Теперь же, когда они сами могут следить за новостями, наблюдать телевизионные события, это представление переворачивается и лишний раз указывает нам на то, что, включая телевизор, зрители — неважно, заключенные или обычные люди — оказываются в поле телевидения, вмешаться в которое, очевидно, не в их силах…
«Надзор и наказание» идут рука об руку, как показал Мишель Фуко. Только теперь, с этим воображаемым расширением камеры, наказание приобретает преимущественно рекламный характер: это наказание вожделением. Вот как говорит об этом один заключенный, которого расспросили о происшедших изменениях: «Телевизор утяжеляет пребывание в тюрьме. Я вижу все, чего не могу заполучить, все, на что не имею права». Разумеется, эта новая ситуация касается не только оборудованных телевидением камер, но и современных предприятий, и всей постиндустриальной урбанизации.

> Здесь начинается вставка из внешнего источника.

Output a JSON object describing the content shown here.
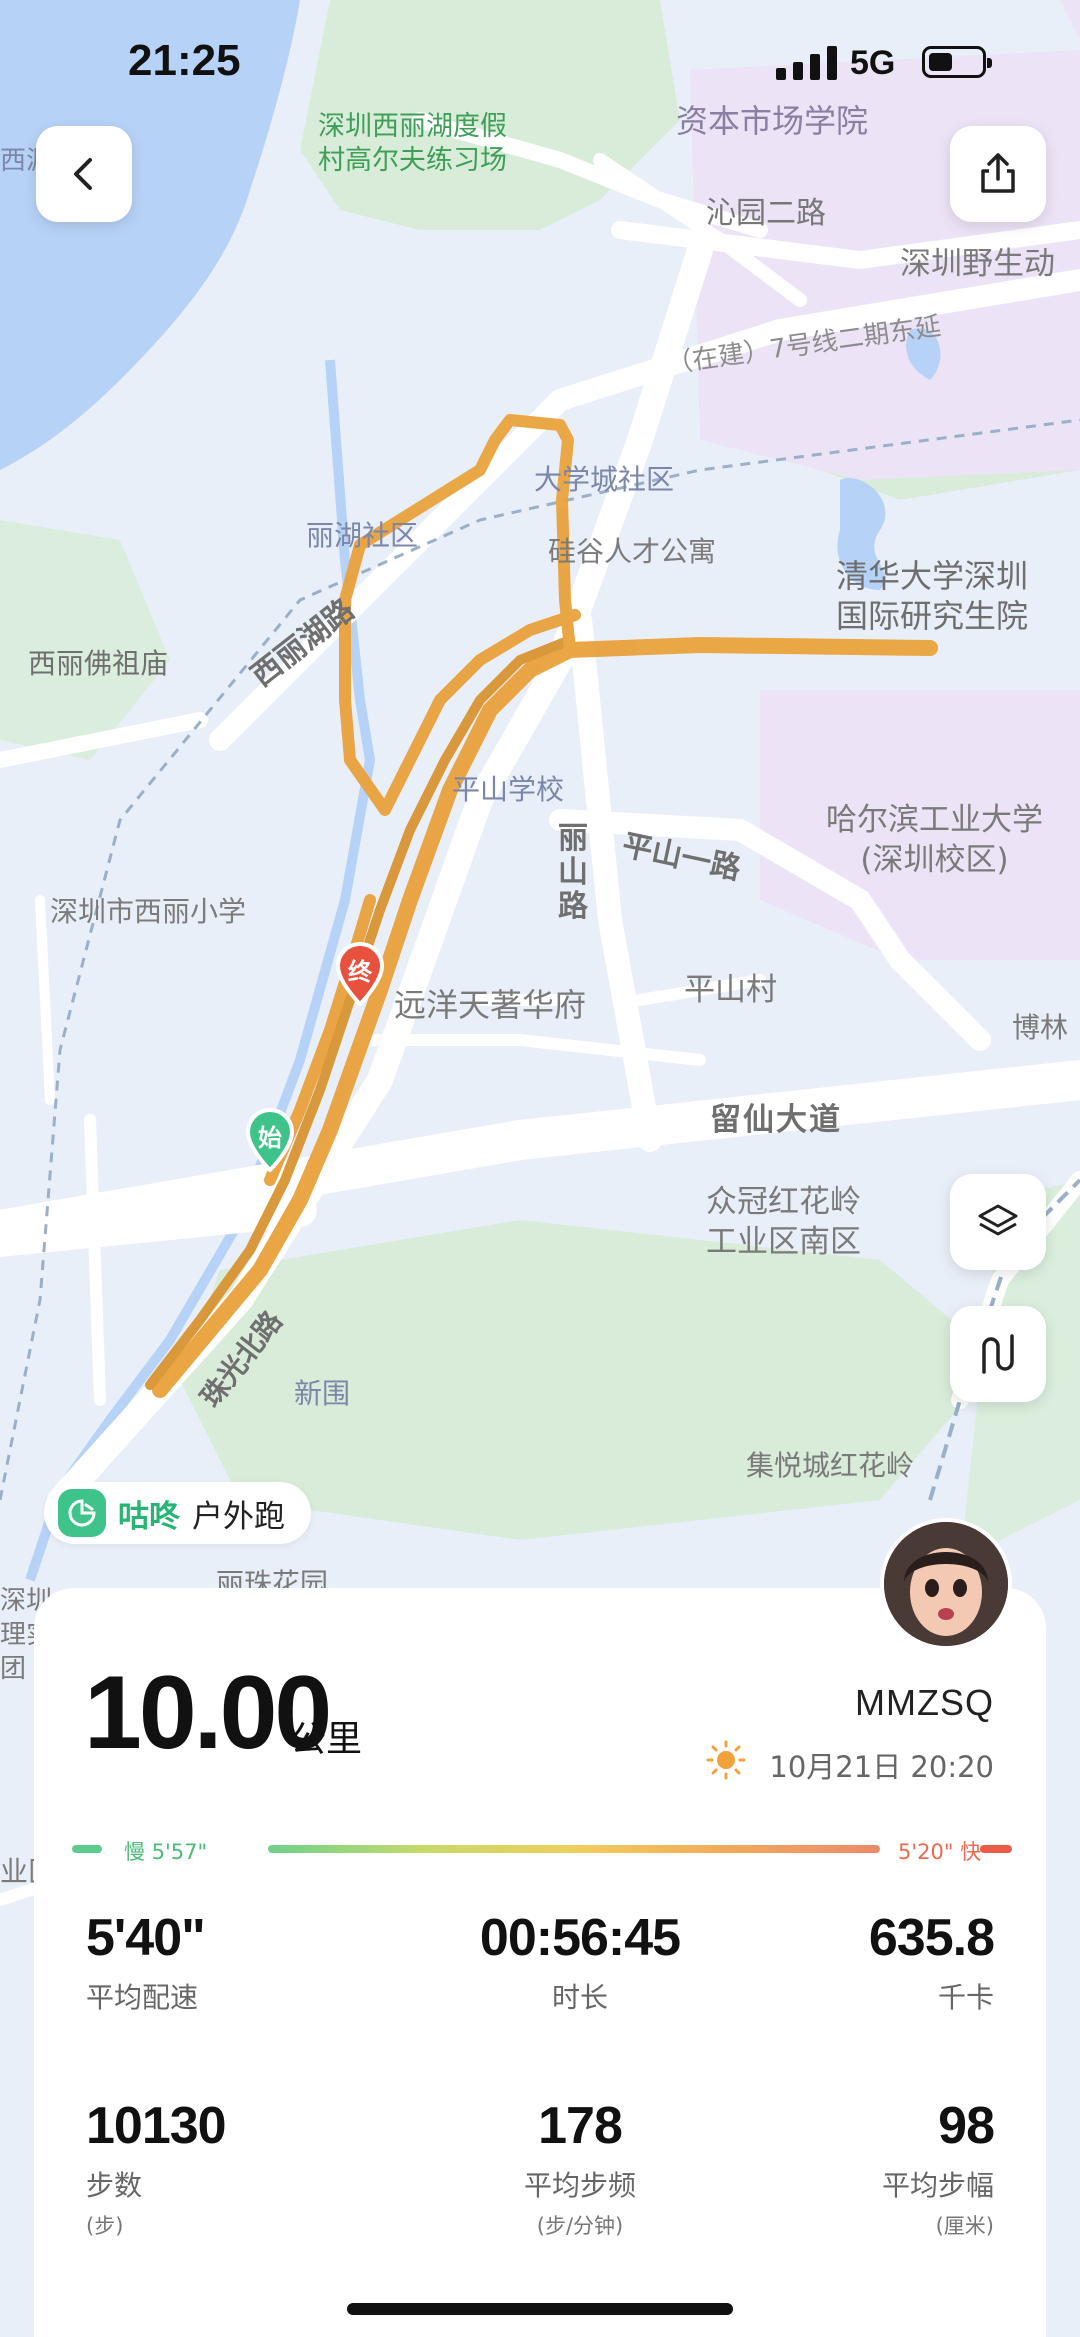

От города, театра человеческой деятельности с его центром и рыночной площадью, с множеством присутствующих там актеров и зрителей, до «Чинечитты» и «Телечитты»[75], населенных отсутствующими зрителями, — один шаг: это шаг от старинного изобретения городского окна, витрины, этого остекления вещей и людей, через все более широкое, особенно в последние десятилетия, использование прозрачности к фото- и кинематографической, а затем и к электронной оптике телетрансляционных средств, способных создавать уже не просто витрины, но города-витрины, нации-витрины, целые медиамегаполисы, обладающие парадоксальной властью объединения индивидов на расстоянии вокруг мыслительных и поведенческих стандартов.
«Можно убедить людей в чем угодно, стоит лишь уделить особое внимание деталям», — еще раз напомним эти слова Рэя Брэдбери. Действительно, подобно тому как вуайериста привлекают прежде всего убедительные подробности, с появлением публичного образа никого уже не занимает объем, пространство изображения, и тем острее интерес к интенсивным деталям, к интенсивности сообщения.
По словам Хичкока, «на телевидении, в противоположность кино, нет времени для саспенса: его хватает лишь для неожиданности, сюрприза». Это и есть парадоксальная логика видеограммы — логика, отдающая предпочтение внезапности, сюрпризу, в ущерб стойкой субстанции сообщения, которой добивались еще вчера, следуя диалектической логике фотограммы, ценившей временную устойчивость и пространственную глубину изображений.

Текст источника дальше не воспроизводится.